Le manque de reconnaissance au travail multiplie par quatre le risque de vivre une détresse psychologique élevée.

Un exemple parmi d’autres, celui de cette préposée en centre d’hébergement qui exprime son désarroi : « Avant, j’avais du temps pour m’occuper des personnes âgées. Aujourd’hui, avant que je n’arrive à changer la couche d’un résident, l’avant-midi peut être avancé... »

Tout va vite

« La perte de sens et l’opposition des valeurs sont très difficiles à vivre. Par ailleurs, on vit dans une société où tout va rapidement et où il faut être productif tout le temps », fait ressortir Mme Ouimet.

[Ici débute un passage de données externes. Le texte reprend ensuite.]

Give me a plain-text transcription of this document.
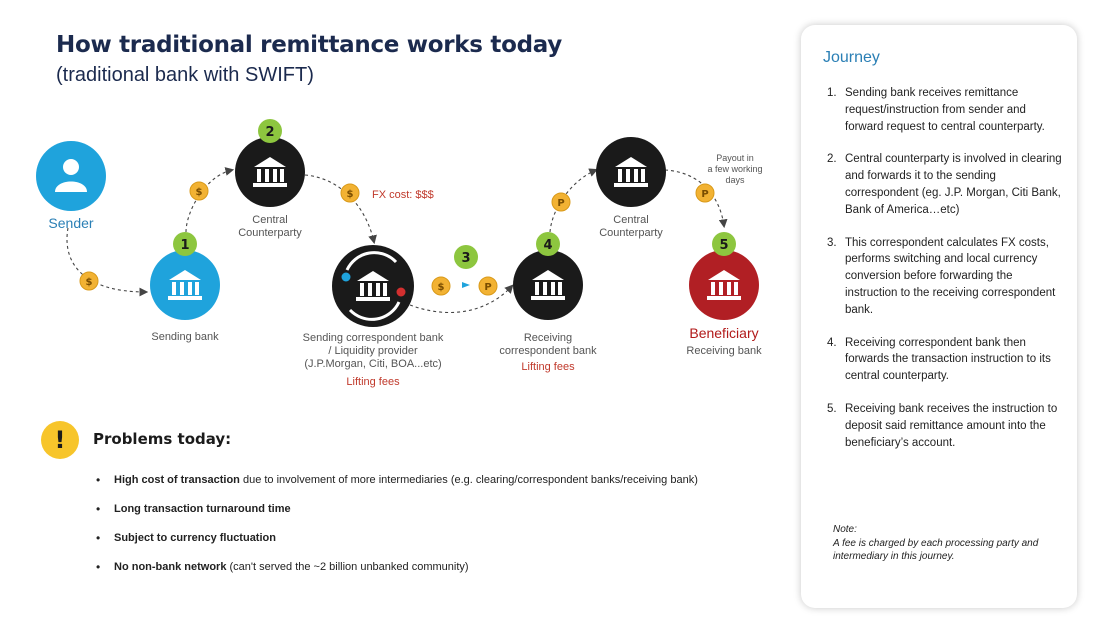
How traditional remittance works today
(traditional bank with SWIFT)
1
2
3
4	5
$
$	$
$	P
P
P
Sender
Sending bank
Central
Counterparty
FX cost: $$$
Sending correspondent bank
/ Liquidity provider
(J.P.Morgan, Citi, BOA...etc)
Lifting fees
Receiving
correspondent bank
Lifting fees
Central
Counterparty
Payout in
a few working
days
Beneficiary
Receiving bank
!	Problems today:
• High cost of transaction due to involvement of more intermediaries (e.g. clearing/correspondent banks/receiving bank)
• Long transaction turnaround time
• Subject to currency fluctuation
• No non-bank network (can't served the ~2 billion unbanked community)
Journey
1. Sending bank receives remittance request/instruction from sender and forward request to central counterparty.
2. Central counterparty is involved in clearing and forwards it to the sending correspondent (eg. J.P. Morgan, Citi Bank, Bank of America…etc)
3. This correspondent calculates FX costs, performs switching and local currency conversion before forwarding the instruction to the receiving correspondent bank.
4. Receiving correspondent bank then forwards the transaction instruction to its central counterparty.
5. Receiving bank receives the instruction to deposit said remittance amount into the beneficiary’s account.
Note:
A fee is charged by each processing party and intermediary in this journey.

Lors d’un décès, auparavant, on passait trois jours au salon funéraire, comparativement à trois heures aujourd’hui, note-t-elle.

« On n’a plus le temps de vivre les épreuves. Cela crée des prescriptions plus rapides. »

Passer à l’action

L’OMS prédit qu’en 2020, les troubles de santé mentale seront les deuxièmes problèmes de santé en importance dans le monde.

« Socialement, on doit réagir dès maintenant. La dépression, le stress et l’anxiété sont des problèmes sur lesquels on peut agir », souligne Mme Ouimet.